Rund 400 Supermärkte in Nordrhein-Westfalen sind betroffen: Rewe Dortmund hat mehrere Wurstprodukte wegen des Verdachts auf gefährliche Ehec-Bakterien zurückgerufen. In einer Probe einer Schinken-Zwiebelmettwurst wurde ein Shiga-Toxin bildender Escherichia coli-Stamm (STEC) nachgewiesen, der zu den Ehec-Bakterien zählt. Das Unternehmen warnt dringend vor dem Verzehr der betroffenen Produkte.
Betroffene Produkte im Detail
Die Rückrufaktion betrifft Artikel mit dem Verbrauchsdatum 28. April 2026. Konkret geht es um eine an der Selbstbedienungstheke erhältliche Schinken-Zwiebelmettwurst der Rewe Dortmund-Hausmarke mit 200 Gramm Gewicht. Zudem werden folgende Produkte zurückgerufen, die an der Bedienungstheke gekauft wurden: Zwiebelmettwurst 200 Gramm (verkauft seit 13. April 2026), Zwiebelmettwurst-Kugeln 90 Gramm (verkauft seit 13. April 2026) und Zwiebelmettwurst im Ring 650 Gramm (verkauft seit 13. April 2026). Nicht betroffen sind Produkte mit abweichenden Verbrauchsdaten.

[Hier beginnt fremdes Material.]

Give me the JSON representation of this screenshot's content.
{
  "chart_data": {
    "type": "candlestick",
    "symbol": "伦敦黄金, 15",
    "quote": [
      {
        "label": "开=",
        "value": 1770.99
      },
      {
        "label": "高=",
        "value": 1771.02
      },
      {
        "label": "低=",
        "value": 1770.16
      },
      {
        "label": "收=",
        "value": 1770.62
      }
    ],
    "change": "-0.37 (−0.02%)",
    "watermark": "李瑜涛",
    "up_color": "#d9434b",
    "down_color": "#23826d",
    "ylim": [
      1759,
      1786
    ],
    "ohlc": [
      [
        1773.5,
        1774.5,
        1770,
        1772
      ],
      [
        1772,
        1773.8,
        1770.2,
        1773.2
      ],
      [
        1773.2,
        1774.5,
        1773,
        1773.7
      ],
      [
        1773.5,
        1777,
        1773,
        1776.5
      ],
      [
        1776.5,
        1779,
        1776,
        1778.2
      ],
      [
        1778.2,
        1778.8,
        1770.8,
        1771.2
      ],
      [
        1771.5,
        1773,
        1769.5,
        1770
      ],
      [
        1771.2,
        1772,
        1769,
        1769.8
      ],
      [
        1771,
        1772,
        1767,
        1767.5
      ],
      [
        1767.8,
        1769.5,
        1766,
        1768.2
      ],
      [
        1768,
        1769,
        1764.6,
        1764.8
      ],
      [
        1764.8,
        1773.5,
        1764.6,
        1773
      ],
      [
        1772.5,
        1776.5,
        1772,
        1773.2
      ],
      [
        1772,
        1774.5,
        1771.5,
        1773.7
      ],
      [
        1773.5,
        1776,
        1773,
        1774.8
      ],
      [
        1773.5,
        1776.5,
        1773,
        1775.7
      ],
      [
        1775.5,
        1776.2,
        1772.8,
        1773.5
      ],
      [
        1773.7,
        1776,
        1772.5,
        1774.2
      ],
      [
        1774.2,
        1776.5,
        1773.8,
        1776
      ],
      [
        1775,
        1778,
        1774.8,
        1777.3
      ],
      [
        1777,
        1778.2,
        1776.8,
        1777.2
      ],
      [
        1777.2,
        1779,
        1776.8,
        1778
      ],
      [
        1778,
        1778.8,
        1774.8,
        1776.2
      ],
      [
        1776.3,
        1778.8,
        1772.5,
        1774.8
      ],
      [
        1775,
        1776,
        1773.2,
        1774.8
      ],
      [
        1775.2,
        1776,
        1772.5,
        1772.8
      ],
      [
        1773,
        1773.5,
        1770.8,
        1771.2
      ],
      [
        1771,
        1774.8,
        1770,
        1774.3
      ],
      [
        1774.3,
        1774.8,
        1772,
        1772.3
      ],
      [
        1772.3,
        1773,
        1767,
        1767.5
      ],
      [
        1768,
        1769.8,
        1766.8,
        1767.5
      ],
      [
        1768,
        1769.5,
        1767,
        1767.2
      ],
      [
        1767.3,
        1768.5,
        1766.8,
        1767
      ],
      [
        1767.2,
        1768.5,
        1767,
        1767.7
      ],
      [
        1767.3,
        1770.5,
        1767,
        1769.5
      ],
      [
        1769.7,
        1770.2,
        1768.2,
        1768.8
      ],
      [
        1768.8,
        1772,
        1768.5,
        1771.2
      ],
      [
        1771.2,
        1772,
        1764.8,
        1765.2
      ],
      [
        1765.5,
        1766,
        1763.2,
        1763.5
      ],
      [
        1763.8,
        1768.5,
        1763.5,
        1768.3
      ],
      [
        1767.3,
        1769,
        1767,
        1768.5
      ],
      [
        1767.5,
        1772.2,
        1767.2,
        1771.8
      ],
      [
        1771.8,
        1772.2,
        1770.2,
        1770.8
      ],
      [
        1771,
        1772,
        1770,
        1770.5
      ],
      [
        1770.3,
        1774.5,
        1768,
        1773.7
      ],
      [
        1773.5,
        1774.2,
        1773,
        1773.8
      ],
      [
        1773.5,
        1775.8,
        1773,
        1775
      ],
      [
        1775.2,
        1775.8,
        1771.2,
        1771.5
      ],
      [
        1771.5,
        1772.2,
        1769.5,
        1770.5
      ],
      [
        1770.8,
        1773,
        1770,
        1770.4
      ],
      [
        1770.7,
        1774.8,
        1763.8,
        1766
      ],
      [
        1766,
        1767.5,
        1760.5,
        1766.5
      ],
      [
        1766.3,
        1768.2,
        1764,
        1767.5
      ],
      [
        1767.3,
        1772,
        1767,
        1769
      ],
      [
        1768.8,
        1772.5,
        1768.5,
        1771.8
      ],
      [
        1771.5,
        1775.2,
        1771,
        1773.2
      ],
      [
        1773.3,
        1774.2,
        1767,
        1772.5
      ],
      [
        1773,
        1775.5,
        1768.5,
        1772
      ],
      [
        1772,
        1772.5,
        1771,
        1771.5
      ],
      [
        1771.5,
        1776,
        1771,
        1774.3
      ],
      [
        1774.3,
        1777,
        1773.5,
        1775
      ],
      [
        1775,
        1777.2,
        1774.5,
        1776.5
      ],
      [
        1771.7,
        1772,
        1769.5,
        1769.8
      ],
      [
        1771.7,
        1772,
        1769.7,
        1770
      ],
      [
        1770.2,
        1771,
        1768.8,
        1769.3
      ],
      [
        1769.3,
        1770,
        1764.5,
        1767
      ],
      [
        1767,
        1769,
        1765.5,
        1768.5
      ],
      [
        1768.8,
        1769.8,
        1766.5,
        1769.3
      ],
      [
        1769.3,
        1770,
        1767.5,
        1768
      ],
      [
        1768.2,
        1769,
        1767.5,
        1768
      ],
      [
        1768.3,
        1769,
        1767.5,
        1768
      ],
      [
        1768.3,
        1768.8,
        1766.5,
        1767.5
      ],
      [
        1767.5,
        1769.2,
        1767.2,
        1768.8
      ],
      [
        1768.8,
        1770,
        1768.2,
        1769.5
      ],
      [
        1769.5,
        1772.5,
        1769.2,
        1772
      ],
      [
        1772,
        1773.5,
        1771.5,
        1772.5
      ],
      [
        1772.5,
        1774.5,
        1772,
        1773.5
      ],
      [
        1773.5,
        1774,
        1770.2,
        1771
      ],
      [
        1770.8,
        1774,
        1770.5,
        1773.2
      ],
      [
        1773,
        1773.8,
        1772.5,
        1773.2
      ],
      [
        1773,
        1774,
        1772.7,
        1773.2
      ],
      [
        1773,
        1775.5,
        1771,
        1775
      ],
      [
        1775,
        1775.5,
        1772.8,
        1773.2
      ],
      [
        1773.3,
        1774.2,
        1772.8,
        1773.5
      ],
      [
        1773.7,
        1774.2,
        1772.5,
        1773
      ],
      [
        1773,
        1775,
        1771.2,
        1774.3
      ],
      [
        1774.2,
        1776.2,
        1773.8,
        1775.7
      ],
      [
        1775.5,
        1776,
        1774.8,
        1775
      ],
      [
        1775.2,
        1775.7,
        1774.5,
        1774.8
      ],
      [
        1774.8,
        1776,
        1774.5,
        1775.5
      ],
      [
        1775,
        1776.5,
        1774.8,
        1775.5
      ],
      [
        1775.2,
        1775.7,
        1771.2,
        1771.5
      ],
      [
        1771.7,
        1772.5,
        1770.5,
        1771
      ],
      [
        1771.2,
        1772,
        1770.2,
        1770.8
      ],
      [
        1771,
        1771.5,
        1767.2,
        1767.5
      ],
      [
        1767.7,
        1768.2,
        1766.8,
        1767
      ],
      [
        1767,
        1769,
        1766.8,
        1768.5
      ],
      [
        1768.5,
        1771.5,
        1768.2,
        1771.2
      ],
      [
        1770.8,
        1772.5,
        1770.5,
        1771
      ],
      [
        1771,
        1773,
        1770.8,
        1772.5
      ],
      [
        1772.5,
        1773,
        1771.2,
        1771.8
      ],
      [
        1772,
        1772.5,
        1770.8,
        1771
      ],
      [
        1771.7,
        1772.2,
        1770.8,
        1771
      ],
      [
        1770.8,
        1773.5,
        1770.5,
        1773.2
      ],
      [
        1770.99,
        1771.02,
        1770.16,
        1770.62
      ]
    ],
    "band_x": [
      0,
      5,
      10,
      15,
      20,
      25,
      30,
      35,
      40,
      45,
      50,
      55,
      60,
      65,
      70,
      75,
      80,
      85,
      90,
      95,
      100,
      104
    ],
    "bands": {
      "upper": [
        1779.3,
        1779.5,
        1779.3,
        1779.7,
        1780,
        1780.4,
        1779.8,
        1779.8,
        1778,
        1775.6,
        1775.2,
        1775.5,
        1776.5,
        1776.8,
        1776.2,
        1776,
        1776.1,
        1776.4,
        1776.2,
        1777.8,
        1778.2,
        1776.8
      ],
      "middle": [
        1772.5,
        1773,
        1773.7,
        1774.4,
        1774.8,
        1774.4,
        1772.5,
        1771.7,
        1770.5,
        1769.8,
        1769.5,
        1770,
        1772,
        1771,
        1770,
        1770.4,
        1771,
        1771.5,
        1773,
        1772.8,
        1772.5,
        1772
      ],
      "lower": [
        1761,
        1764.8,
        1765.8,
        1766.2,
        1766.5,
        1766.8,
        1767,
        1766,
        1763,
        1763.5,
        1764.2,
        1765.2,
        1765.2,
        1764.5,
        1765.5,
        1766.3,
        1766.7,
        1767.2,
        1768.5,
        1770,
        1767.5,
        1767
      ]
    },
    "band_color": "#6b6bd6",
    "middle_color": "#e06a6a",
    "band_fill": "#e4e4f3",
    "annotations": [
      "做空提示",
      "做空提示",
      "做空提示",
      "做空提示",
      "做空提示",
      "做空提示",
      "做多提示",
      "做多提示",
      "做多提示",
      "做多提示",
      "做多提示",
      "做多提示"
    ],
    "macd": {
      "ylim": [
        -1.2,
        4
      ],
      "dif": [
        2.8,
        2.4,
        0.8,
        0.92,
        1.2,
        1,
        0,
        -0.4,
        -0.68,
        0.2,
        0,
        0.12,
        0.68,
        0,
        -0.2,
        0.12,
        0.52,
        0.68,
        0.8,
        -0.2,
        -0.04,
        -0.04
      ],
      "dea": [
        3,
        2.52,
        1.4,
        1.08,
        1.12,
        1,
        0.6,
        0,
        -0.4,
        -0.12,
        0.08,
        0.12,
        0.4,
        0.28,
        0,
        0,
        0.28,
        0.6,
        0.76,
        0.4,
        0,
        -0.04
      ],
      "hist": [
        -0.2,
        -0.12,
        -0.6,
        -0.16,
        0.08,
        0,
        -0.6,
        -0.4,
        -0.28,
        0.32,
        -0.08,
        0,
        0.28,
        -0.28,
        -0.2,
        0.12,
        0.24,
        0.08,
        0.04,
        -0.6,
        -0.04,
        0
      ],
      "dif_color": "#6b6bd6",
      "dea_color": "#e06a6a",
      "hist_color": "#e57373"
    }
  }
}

Gesundheitsrisiken durch STEC
Der nachgewiesene STEC-Stamm kann schwere gesundheitliche Folgen haben, darunter blutiger Durchfall und Nierenschäden. Rewe Dortmund rät Personen, die die Wurst verzehrt haben und schwere oder anhaltende Symptome entwickeln, dringend, ärztliche Hilfe aufzusuchen. Kunden können die betroffenen Produkte in allen Rewe-Märkten in Nordrhein-Westfalen zurückgeben und erhalten den Kaufpreis erstattet – auch ohne Kassenzettel.
Absatzgebiet und Hintergrund
Das Absatzgebiet von Rewe Dortmund umfasst etwa 400 Filialen in Nordrhein-Westfalen, insbesondere im Ruhrgebiet, am Niederrhein sowie im Sauer- und Münsterland. Die Wurst wurde seit Mitte April verkauft. Ehec-Bakterien wurden deutschlandweit im Frühsommer 2011 bekannt, als es zu einer großen Epidemie mit Darmentzündungen und blutigem Durchfall kam. Damals infizierten sich 3842 Menschen, 855 entwickelten das hämolytisch-urämische Syndrom (HUS), und 53 starben. Die Ursache war damals lange unklar: Zunächst standen Gurken aus Spanien im Verdacht, später wurden Sprossen von ägyptischen Bockshornkleesamen als Quelle vermutet, was jedoch angezweifelt wurde.